It has been almost 2 months since my last post. I wish I could say I lost 20 lbs since then, but I would be lying. The fact of the matter is that I haven't weighed myself in over a month. I've probably gained weight.
Yesterday was an all time low point. So much so in fact that I burst into tears in front of a boat load of people at work. My outburst wasn't weight related (I'm not that narcissistic) but a combination of my being sick for 4 days, having a migraine, stressed about money, having a fat day, and getting a phone call from my mother right before work that she was rushed by ambulance to the ER yet again due to heart problems. Yesterday was one of those days where I felt like climbing under a rock and hiding for the rest of the year. Nothing could keep the tears back and it was like a flood gate had been opened ALL DAY LONG.

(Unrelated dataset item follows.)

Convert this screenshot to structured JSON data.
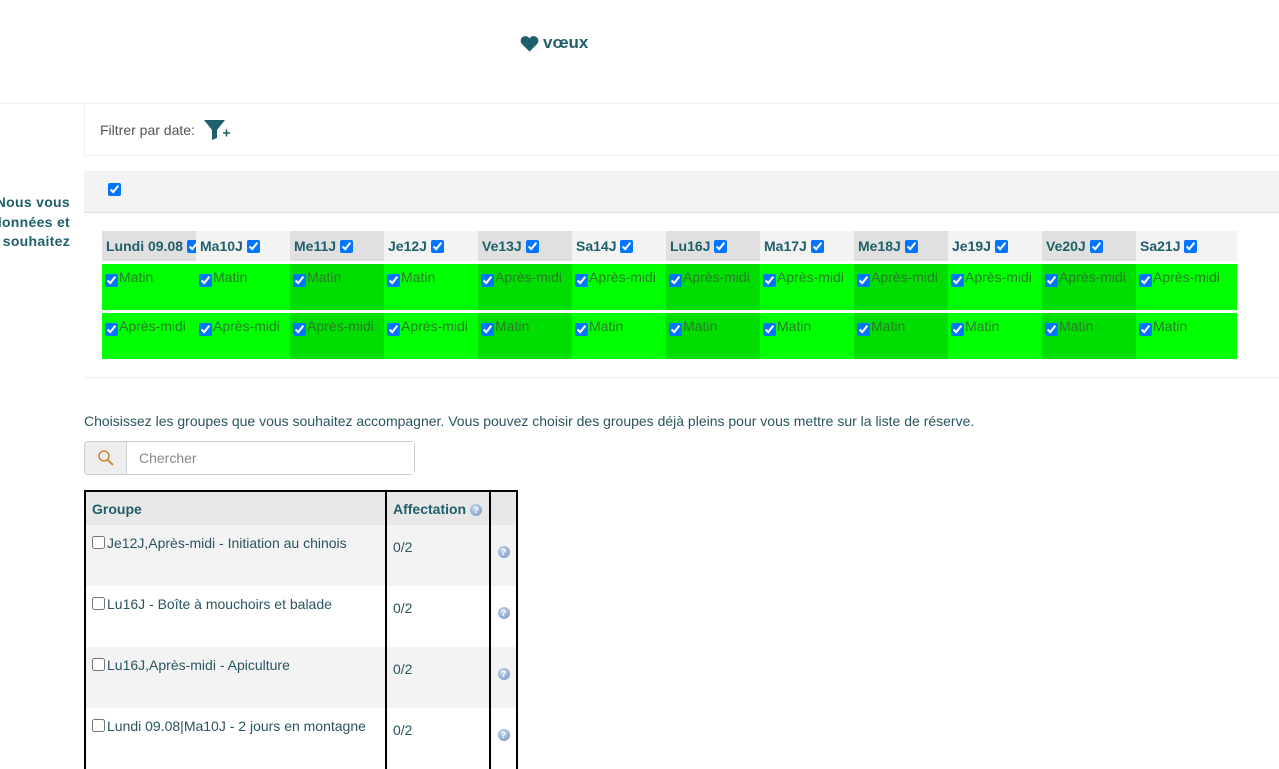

So now that I'm utterly embarrassed, I face the daunting task of interfacing with these people today, and avoiding their questions and concerned looks. Ughhhh... I should add that this has never happened to me before. I'm a bit ashamed that it had to happen at work. My friend is trying to assure me that it happens to everyone, and that I'm only human. I'm still humiliated.
Anyhoo...A friend suggested that I get on an anxiety medicine like xanex. I don't agree. It's not often that all of these things collide together at once.
I figure that the combination of self pity and stress is dragging me into a pit of despair and only I can drag my ass out. Things can always be worse and I need to remember this.
So I need to stop indulging in sweets and fatty foods. I was doing so well and slowly have been reintroducing the bad things back into my diet. I had stopped drinking soda, and now it's back. I had stopped drinking milk, now it's back. I was eating salad everyday, that has stopped. Today I need to stop all the bad habits, start exercising again, and just say NO!
This place can hold me accountable. I can jot down all of my thoughts and send it out into this huge void. Today is a new day.